H.Ç: Tabii ki tabii ki. Yani şöyle aslında Ümit, bir adil geçişin karbon yoğun sektörlerin yoğunlaştığı bölgelerin belirlenmesi gerekiyor. Bütün bu süreçte adil geçiş planlarının hazırlanması gerekiyor. Geçişle beraber geçişin neden olabileceği istihdam sıkıntılarına ilişkin yeni sektörlerin geliştirilmesi, bu alanlara bu perspektiften bakılması işle beraber, işin dönüşümüyle beraber aslında hiç kimsenin arkada kalmadığı maden işçisinden termik santral işçisine ya da demir çelik sektörüne kadar hiç kimsenin arkada kalmadığı işin dönüşürken aslında emeğin de işçinin de dönüştüğü bir düzenleme ile adil geçiş mekanizmasının kurulmasına ihtiyaç var. Bu kanunda maalesef ne maden işçisi var ne ailesi var, ne karbon yağı sektörlerdeki olan topluluklar var, ne KOBİ’ler var, ne küçük ölçekli yatırımcılar var, ne de aslında termik santral çalışanları var. Bu adil geçiş mekanizmasına tüm bu süreçte zaten Türkiye kömürden çıkıyor, biz söylesek de söylemesek de çıkıyor. Etkilenen herkesin bu mekanizmayla dahil olması gerekiyor.

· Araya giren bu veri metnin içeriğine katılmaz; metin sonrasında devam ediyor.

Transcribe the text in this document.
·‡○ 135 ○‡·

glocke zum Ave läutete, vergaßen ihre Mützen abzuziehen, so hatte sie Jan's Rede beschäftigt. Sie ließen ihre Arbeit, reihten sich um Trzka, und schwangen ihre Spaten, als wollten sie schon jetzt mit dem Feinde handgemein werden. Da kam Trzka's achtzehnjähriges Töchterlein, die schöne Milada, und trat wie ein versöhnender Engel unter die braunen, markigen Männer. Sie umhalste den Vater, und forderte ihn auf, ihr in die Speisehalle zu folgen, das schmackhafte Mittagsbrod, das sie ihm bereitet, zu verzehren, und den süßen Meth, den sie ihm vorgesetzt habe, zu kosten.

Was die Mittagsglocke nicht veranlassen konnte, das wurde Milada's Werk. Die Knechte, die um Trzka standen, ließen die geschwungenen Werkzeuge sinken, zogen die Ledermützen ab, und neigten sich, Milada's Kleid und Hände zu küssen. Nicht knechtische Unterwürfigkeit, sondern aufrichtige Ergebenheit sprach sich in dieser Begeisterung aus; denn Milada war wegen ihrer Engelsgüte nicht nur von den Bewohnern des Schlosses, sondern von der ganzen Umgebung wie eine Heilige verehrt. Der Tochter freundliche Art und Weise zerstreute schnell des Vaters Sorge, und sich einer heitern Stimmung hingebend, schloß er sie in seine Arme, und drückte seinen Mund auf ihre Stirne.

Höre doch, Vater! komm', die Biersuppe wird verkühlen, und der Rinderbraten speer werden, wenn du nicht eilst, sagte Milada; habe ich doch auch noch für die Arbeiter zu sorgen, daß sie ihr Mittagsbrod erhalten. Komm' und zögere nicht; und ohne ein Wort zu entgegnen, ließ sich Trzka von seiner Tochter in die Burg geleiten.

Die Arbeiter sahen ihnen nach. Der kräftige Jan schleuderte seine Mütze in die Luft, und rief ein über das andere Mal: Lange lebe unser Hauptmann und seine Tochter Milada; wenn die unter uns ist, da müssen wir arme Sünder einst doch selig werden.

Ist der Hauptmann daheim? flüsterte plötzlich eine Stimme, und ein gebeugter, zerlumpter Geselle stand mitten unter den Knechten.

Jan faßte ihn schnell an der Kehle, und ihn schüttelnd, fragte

Ü. Ş: Peki çok teşekkürler. Programın sonuna yaklaştık. Bugün meclise, genel kurula gelecek olan iklim kanunu konuştuk. Konuyu uzun süredir iklim adına izleyen arkadaşlarımızdan Hülya Çeşmeci ve Özlem Katısöz ile birlikte neye benzediğini anlamaya çalıştık. Ben hala anlamadım kanunu tam olarak ama inşallah çıktıktan sonra görürüz. Ve bu arada çok kısa bir not daha ileteyim kapatırken ben en çok kendi adıma iklim inkârcılarının bu kanun genel kurula gelme sürecinde gürültü yapacaklarını düşünmüştüm ama pek bir ses çıkmadı galiba. Bu da iyi bir şey en azından diyelim. Çok teşekkürler katıldığınız için programa açık geç ile gelecek hafta görüşmek üzere.
Ö. M: Çok teşekkür ederiz. Hoşçakalın.